Political tensions in international energy relations seem to have many economic components, but some of them can be alleviated with the help of purely economic mechanisms. For instance, the existence of gas pipeline networks - lengthy routes with numerous consumers and steadily growing demand along a pipe with a fixed capacity - cannot but lead to conflicts, especially during the onset of extremely cold weather. Timely investment in oil and gas infrastructure will help solve many problems without bringing them to the geopolitical level. This means constructing large gas storage facilities in European consumer countries. Russia's participation in such projects is an essential aspect of the energy union.

At the same time, oil and gas companies need political certainty in their areas of investment. So Russia needs to work out common rules for investors willing to put their money in assets that are not seen as strategically important to the state, both in Russia and in Europe. If Moscow manages to define the criteria for strategically important assets in the oil and gas sector, it will be able to move from mutual mistrust to long-term energy partnership. From the economic point of view, strategically important assets are ones that ensure uninterrupted energy supply to Russian consumers while simultaneously honoring all contract commitments, including those with foreign partners.

Answers to the question of giving foreign companies access to the Russian energy sector in general and allowing European investment in Russian energy production in particular depend on the foundation for Russian-European relations. If these relations look more like an energy conflict where none of the parties accepts any commitments, then energy exports to Europe will depend not on European consumers' needs but on the amount of energy that is left over after domestic and non-European demand is met.

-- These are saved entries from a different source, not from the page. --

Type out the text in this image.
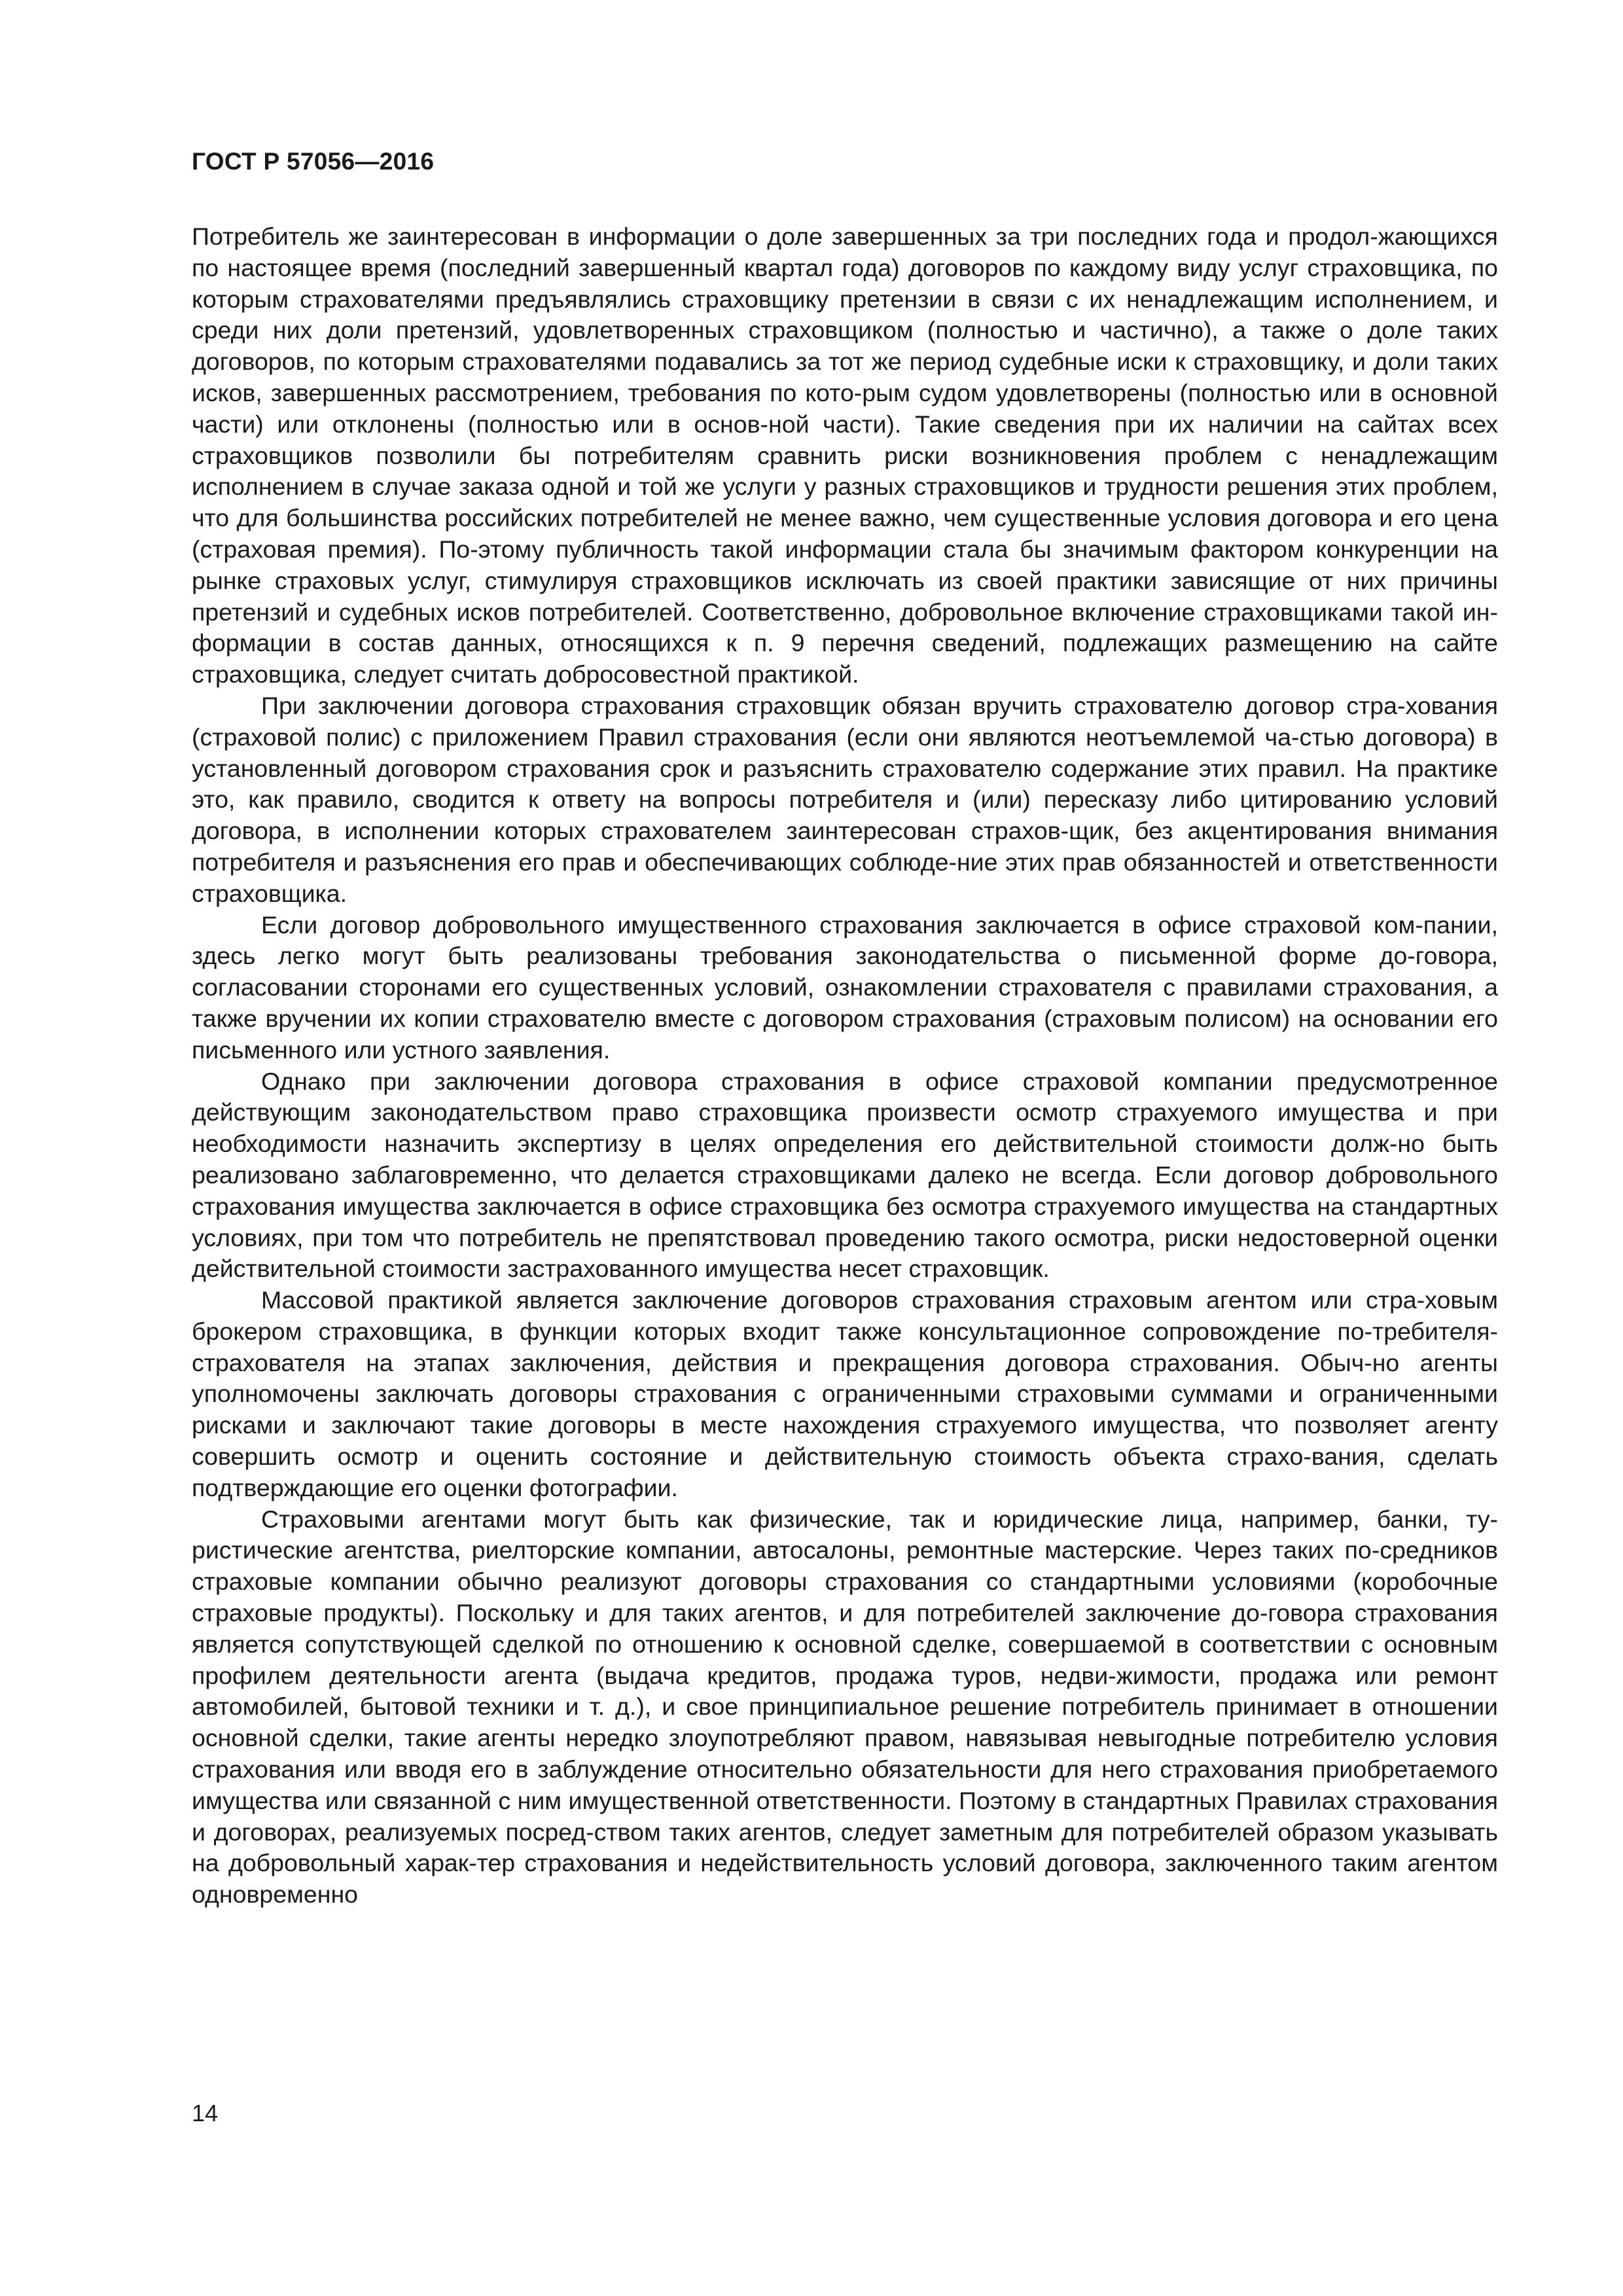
ГОСТ Р 57056—2016

Потребитель же заинтересован в информации о доле завершенных за три последних года и продол-жающихся по настоящее время (последний завершенный квартал года) договоров по каждому виду услуг страховщика, по которым страхователями предъявлялись страховщику претензии в связи с их ненадлежащим исполнением, и среди них доли претензий, удовлетворенных страховщиком (полностью и частично), а также о доле таких договоров, по которым страхователями подавались за тот же период судебные иски к страховщику, и доли таких исков, завершенных рассмотрением, требования по кото-рым судом удовлетворены (полностью или в основной части) или отклонены (полностью или в основ-ной части). Такие сведения при их наличии на сайтах всех страховщиков позволили бы потребителям сравнить риски возникновения проблем с ненадлежащим исполнением в случае заказа одной и той же услуги у разных страховщиков и трудности решения этих проблем, что для большинства российских потребителей не менее важно, чем существенные условия договора и его цена (страховая премия). По-этому публичность такой информации стала бы значимым фактором конкуренции на рынке страховых услуг, стимулируя страховщиков исключать из своей практики зависящие от них причины претензий и судебных исков потребителей. Соответственно, добровольное включение страховщиками такой ин-формации в состав данных, относящихся к п. 9 перечня сведений, подлежащих размещению на сайте страховщика, следует считать добросовестной практикой.

При заключении договора страхования страховщик обязан вручить страхователю договор стра-хования (страховой полис) с приложением Правил страхования (если они являются неотъемлемой ча-стью договора) в установленный договором страхования срок и разъяснить страхователю содержание этих правил. На практике это, как правило, сводится к ответу на вопросы потребителя и (или) пересказу либо цитированию условий договора, в исполнении которых страхователем заинтересован страхов-щик, без акцентирования внимания потребителя и разъяснения его прав и обеспечивающих соблюде-ние этих прав обязанностей и ответственности страховщика.

Если договор добровольного имущественного страхования заключается в офисе страховой ком-пании, здесь легко могут быть реализованы требования законодательства о письменной форме до-говора, согласовании сторонами его существенных условий, ознакомлении страхователя с правилами страхования, а также вручении их копии страхователю вместе с договором страхования (страховым полисом) на основании его письменного или устного заявления.

Однако при заключении договора страхования в офисе страховой компании предусмотренное действующим законодательством право страховщика произвести осмотр страхуемого имущества и при необходимости назначить экспертизу в целях определения его действительной стоимости долж-но быть реализовано заблаговременно, что делается страховщиками далеко не всегда. Если договор добровольного страхования имущества заключается в офисе страховщика без осмотра страхуемого имущества на стандартных условиях, при том что потребитель не препятствовал проведению такого осмотра, риски недостоверной оценки действительной стоимости застрахованного имущества несет страховщик.

Массовой практикой является заключение договоров страхования страховым агентом или стра-ховым брокером страховщика, в функции которых входит также консультационное сопровождение по-требителя-страхователя на этапах заключения, действия и прекращения договора страхования. Обыч-но агенты уполномочены заключать договоры страхования с ограниченными страховыми суммами и ограниченными рисками и заключают такие договоры в месте нахождения страхуемого имущества, что позволяет агенту совершить осмотр и оценить состояние и действительную стоимость объекта страхо-вания, сделать подтверждающие его оценки фотографии.

Страховыми агентами могут быть как физические, так и юридические лица, например, банки, ту-ристические агентства, риелторские компании, автосалоны, ремонтные мастерские. Через таких по-средников страховые компании обычно реализуют договоры страхования со стандартными условиями (коробочные страховые продукты). Поскольку и для таких агентов, и для потребителей заключение до-говора страхования является сопутствующей сделкой по отношению к основной сделке, совершаемой в соответствии с основным профилем деятельности агента (выдача кредитов, продажа туров, недви-жимости, продажа или ремонт автомобилей, бытовой техники и т. д.), и свое принципиальное решение потребитель принимает в отношении основной сделки, такие агенты нередко злоупотребляют правом, навязывая невыгодные потребителю условия страхования или вводя его в заблуждение относительно обязательности для него страхования приобретаемого имущества или связанной с ним имущественной ответственности. Поэтому в стандартных Правилах страхования и договорах, реализуемых посред-ством таких агентов, следует заметным для потребителей образом указывать на добровольный харак-тер страхования и недействительность условий договора, заключенного таким агентом одновременно

14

In this case, the situation in the European energy sector is likely to become rather unstable.

One could counter that foreign consumers account for the lion's share of Russian energy producers' profits. But given the growing domestic and foreign demand for energy, Russian companies are unlikely to boost exports to Europe despite high energy prices, so the strategy of an energy union is preferable for both Europe and Russia.

What might this cooperation be like? To meet Europe's growing demand, Russia will have to move into areas with more difficult production conditions - the continental shelf, heavy crude, etc. Then it will encounter the problems of lack of money and, more importantly, lack of technology. Russia needs capital combined with technology and experience. This is the essence of a union whose priority will be a strategic system of relations, not a one-time commercial profit.

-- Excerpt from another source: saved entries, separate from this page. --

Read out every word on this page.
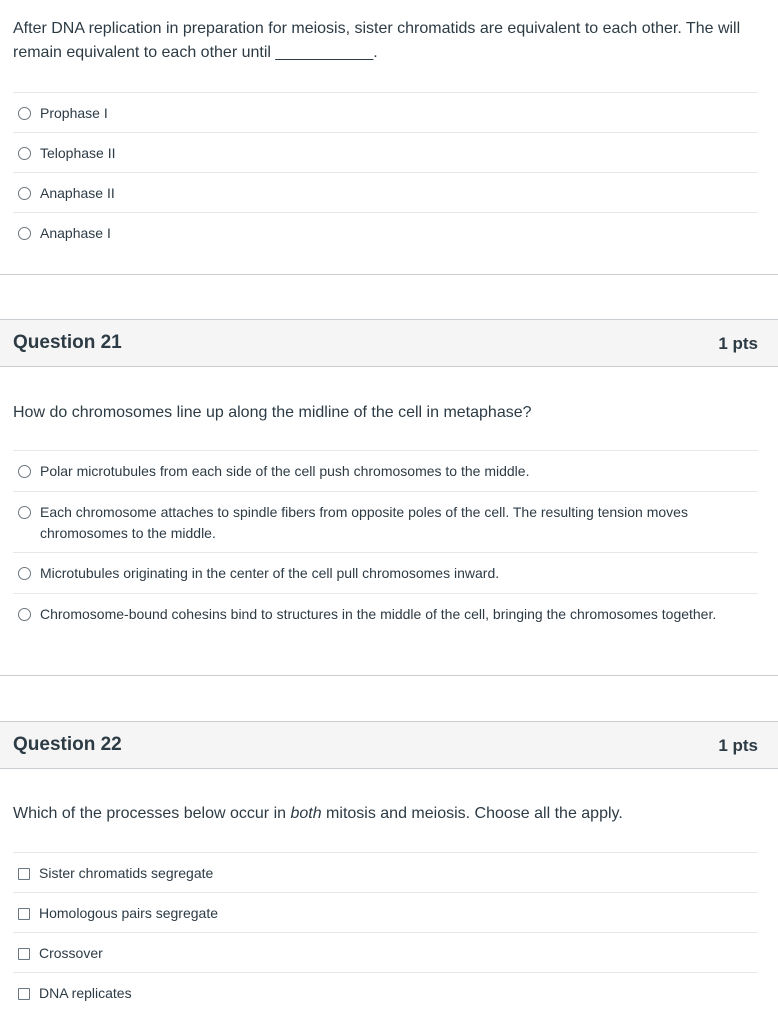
After DNA replication in preparation for meiosis, sister chromatids are equivalent to each other. The will remain equivalent to each other until ___________.
Prophase I
Telophase II
Anaphase II
Anaphase I
Question 21	1 pts
How do chromosomes line up along the midline of the cell in metaphase?
Polar microtubules from each side of the cell push chromosomes to the middle.
Each chromosome attaches to spindle fibers from opposite poles of the cell. The resulting tension moves chromosomes to the middle.
Microtubules originating in the center of the cell pull chromosomes inward.
Chromosome-bound cohesins bind to structures in the middle of the cell, bringing the chromosomes together.
Question 22	1 pts
Which of the processes below occur in both mitosis and meiosis. Choose all the apply.
Sister chromatids segregate
Homologous pairs segregate
Crossover
DNA replicates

Another principle of cooperation in the energy sphere is the implementation of energy-saving technologies by foreign firms. Given the possible shortage of oil and gas for export, it is quite acceptable to turn over facilities that consume a lot of energy (such as heating networks and electricity grids) on concessions to foreign companies that possess energy-saving technologies. Resources saved in this way can later be exported.

Moreover, an energy union with the EU does not only imply a stable energy supply, technology sharing and financial investment; we believe that it can also imply the shift of energy-consuming manufacturing closer to where energy is produced. Russia is interested in attracting energy-consuming manufacturing as long as it is based on modern technologies, complies with tough environmental requirements and is managed under highly transparent corporate principles. The EU countries should be interested in this as well. For example, if energy-consuming enterprises are moved to Asia, the growing demand in the region will force Russian companies to re-direct energy exports eastwards.

There are now all the conditions necessary to make Russian-European energy relations a factor that ensures the stability of Europe's economy and the development of Russia's.

Viktor Ivanter is member of the Russian Academy of Sciences, director of the Institute of National Economic Forecasts at the Russian Academy of Sciences.